Current-induced asymmetries of incompressible stripes in narrow quantum Hall systems

TL;DR

This paper experimentally confirms and theoretically explains the asymmetries in current distribution in narrow quantum Hall systems under strong magnetic fields, highlighting the role of non-linear feedback effects and parameters like current strength and temperature.

Contribution

It combines experimental validation with a self-consistent theoretical model to elucidate current asymmetries in quantum Hall systems, advancing understanding of IQHE breakdown mechanisms.

Findings

Confirmed strong asymmetries in current distribution experimentally.

Theoretical model explains many experimental observations.

Identified conditions where IQHE breakdown mechanisms are significant.

Abstract

We present recent experimental results confirming previously predicted strong asymmetries of the current distribution in narrow Hall bars under the conditions of the integer quantum Hall effect (IQHE).
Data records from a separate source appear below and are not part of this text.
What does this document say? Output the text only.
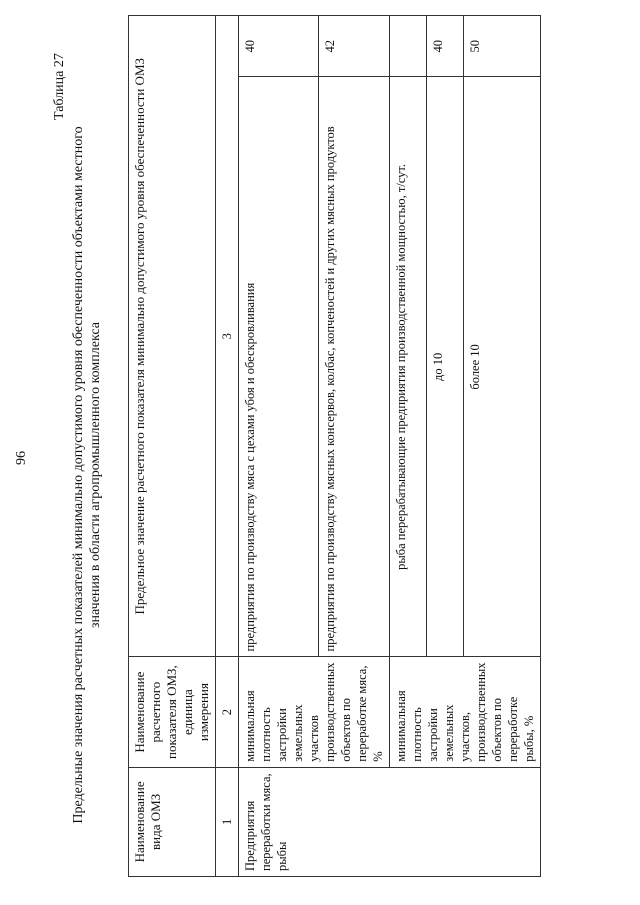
96
Таблица 27
Предельные значения расчетных показателей минимально допустимого уровня обеспеченности объектами местного значения в области агропромышленного комплекса
Наименование вида ОМЗ	Наименование расчетного показателя ОМЗ, единица измерения	Предельное значение расчетного показателя минимально допустимого уровня обеспеченности ОМЗ	
1	2	3	
Предприятия переработки мяса, рыбы	минимальная плотность застройки земельных участков производственных объектов по переработке мяса, %	предприятия по производству мяса с цехами убоя и обескровливания	40
		предприятия по производству мясных консервов, колбас, копченостей и других мясных продуктов	42
	минимальная плотность застройки земельных участков, производственных объектов по переработке рыбы, %	рыба перерабатывающие предприятия производственной мощностью, т/сут.	
		до 10	40
		более 10	50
Using a previously developed self-consistent screening and transport theory of the IQHE, we investigate how these asymmetries, which are due to a non-linear feedback effect of the imposed current on the electron distribution in the sample, depend on relevant parameters, such as the strength of the imposed current, the magnetic field, the temperature, and the collision broadening of the Landau-quantized energy bands. We find that many aspects of the experimental results can be understood within this approach, whereas other aspects require explicit consideration of mechanism, which enforce the breakdown of the IQHE.